Molecular composites are high-performance materials which are much more economical and easier to process than conventional fiber-polymer composites. In addition, molecular composites can be recycled and are repairable. Molecular composites are composed of polymeric materials only, i.e., they contain no fibers. Such molecular composites can be fabricated much more simply than fiber-polymer composites.
Molecular composites are materials composed of a rigid-rod polymer embedded in a flexible polymer matrix. The rigid-rod polymer, can be thought of as the microscopic equivalent of the fiber in a fiber-polymer composite. Molecular composites with the optimum mechanical properties will contain a large fraction, at least 30 percent, of rigid-rod polymers, with the balance being polymeric binder. Molecular composites may contain either oriented or unoriented rigid-rod polymers.
A molecular composite requires that the rigid-rod polymer be effectively embedded in a flexible, possibly coil-like, matrix resin polymer. The flexible polymer serves to disperse the rigid-rod polymer, preventing bundling of the rigid-rod molecules. As in conventional fiber/resin composites, the flexible polymer in a molecular composite helps to distribute stress along the rigid-rod molecules via elastic deformation of the flexible polymer. Thus, the second, or matrix-resin, polymer must be sufficiently flexible to effectively surround the rigid-rod molecules while still being able to stretch upon stress. The flexible and rigid-rod polymers can also interact strongly via Van der Waals, hydrogen bonding, or ionic interactions. The advantages of molecular composites can only be realized with the use of rigid-rod polymers.

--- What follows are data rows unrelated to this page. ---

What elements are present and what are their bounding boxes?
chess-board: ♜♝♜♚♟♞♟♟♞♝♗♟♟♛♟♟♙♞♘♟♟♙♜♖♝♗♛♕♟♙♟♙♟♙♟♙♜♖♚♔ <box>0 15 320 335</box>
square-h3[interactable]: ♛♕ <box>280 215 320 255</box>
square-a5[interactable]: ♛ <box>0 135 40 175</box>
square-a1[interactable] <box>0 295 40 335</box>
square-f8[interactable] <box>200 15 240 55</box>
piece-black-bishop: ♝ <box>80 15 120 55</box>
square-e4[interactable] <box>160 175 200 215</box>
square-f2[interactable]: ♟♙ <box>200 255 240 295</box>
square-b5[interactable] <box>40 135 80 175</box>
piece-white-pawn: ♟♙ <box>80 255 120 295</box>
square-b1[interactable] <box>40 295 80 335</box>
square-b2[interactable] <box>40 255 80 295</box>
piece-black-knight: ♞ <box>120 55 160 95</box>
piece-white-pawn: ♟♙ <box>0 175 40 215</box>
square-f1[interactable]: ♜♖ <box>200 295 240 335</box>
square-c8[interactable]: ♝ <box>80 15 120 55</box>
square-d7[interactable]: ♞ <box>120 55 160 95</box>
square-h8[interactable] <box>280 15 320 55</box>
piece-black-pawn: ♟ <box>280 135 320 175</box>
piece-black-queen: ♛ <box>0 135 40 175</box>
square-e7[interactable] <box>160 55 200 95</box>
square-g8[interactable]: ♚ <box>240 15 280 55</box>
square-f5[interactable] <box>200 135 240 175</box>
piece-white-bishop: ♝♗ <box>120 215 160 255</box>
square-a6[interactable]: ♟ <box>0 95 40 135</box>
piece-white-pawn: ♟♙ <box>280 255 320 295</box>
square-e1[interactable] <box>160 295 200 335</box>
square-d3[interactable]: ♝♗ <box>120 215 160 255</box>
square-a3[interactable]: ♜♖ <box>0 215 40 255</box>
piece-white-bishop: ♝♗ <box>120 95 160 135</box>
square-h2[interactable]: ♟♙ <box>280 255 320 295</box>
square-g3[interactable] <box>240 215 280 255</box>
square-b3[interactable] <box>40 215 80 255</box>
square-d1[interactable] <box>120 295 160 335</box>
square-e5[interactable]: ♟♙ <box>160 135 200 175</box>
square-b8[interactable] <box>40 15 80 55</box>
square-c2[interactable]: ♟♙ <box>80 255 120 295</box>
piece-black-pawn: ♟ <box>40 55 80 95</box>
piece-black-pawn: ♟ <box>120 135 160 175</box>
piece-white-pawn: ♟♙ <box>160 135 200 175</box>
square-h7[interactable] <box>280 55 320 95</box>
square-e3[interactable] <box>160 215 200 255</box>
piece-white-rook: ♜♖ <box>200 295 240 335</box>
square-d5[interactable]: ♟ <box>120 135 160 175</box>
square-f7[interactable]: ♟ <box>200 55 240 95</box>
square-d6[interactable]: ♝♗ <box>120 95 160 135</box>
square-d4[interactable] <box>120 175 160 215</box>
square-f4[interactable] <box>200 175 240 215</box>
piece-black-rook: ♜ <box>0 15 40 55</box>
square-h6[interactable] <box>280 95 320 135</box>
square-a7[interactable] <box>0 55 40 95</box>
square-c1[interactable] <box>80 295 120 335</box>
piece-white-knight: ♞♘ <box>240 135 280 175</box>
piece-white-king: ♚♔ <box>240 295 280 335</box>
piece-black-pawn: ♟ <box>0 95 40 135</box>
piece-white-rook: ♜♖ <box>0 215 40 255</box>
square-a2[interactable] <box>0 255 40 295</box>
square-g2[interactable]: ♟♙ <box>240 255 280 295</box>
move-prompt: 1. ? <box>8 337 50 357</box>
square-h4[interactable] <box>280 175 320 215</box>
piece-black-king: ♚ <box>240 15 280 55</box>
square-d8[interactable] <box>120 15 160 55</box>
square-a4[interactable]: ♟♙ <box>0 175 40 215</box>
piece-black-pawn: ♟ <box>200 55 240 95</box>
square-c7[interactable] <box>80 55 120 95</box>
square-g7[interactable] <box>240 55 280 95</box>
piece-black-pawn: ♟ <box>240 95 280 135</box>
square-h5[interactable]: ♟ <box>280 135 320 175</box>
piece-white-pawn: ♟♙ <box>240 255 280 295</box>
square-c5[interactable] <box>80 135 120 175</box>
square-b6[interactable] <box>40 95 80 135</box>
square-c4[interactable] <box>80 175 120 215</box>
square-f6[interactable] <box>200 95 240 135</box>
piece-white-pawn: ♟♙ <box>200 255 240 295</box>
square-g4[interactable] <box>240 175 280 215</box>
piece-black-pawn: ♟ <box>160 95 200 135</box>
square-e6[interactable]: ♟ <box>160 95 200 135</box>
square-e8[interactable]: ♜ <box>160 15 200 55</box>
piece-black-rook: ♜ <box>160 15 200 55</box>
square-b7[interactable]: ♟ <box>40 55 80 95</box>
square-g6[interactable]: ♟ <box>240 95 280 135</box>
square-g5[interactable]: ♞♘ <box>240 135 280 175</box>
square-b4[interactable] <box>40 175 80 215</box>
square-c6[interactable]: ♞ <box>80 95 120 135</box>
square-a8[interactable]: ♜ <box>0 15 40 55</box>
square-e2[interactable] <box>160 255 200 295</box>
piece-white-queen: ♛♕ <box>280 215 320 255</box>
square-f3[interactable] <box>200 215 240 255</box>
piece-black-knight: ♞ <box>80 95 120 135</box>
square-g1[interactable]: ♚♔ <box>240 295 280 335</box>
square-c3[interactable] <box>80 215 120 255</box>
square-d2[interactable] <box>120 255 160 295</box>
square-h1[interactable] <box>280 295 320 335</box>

Most of the linear polymers produced commercially today are coil-like polymers. The chemical structure of the polymer chain allows conformational and rotational motion along the chain so that the entire chain can flex and adopt coil-like structures. This microscopic property relates directly to the macroscopic properties of flexural strength, flexural moduli, and stiffness. If fewer or less extensive conformational changes are possible, a stiffer polymer will result.
Two technical difficulties have limited molecular composites to laboratory curiosities. Firstly, the prior art relating to molecular composites calls for merely blending or mixing a rigid-rod polymer with a flexible polymer. It is well known in the art, however, that, in general, polymers of differing types do not mix. That is, homogeneous single phase blends cannot be obtained. This rule also applies to rigid-rod polymers and, thus, the early molecular composites could be made with only small weight fractions of a rigid-rod component. In these systems, an increase in the fraction of the rigid-rod component led to phase separation, at which point a molecular composite could no longer be obtained.
The second technical difficulty is that rigid-rod polymers of significant molecular weight are exceedingly difficult to prepare. The technical problem is exemplified by the rigid-rod polymer, polyparaphenylene. During the polymerization of benzene, or other monomer leading to polyparaphenylene, the growing polymer chain becomes decreasingly soluble and precipitates from solution causing the polymerization to cease. This occurs after the chain has grown to a length of only six to ten monomer units. These oligomers, i.e., rigid-rod polymers, are too short to contribute to the strength of a composite. A lack of solubility is a general property of rigid-rod polymers, hence, synthesis of all such rigid-rod polymers is difficult.
The solubility problem may be avoided in the special case in which the product polymer contains basic groups which can be protonated in strong acid and the polymerization can be conducted in strong acid. For example, rigid-rod polyquinoline can be prepared in the acidic solvent system dicresylhydrogenphosphate/m-cresol, because the quinoline group interacts with the acidic solvent, preventing precipitation. However, the resulting polymers are soluble only in strong acids, making further processing difficult.
Before molecular composites can become a practical reality, the problems of (a) blending the rigid-rod and flexible components into a stable homogeneous phase, and (b) the low solubility of the polymer, must be overcome.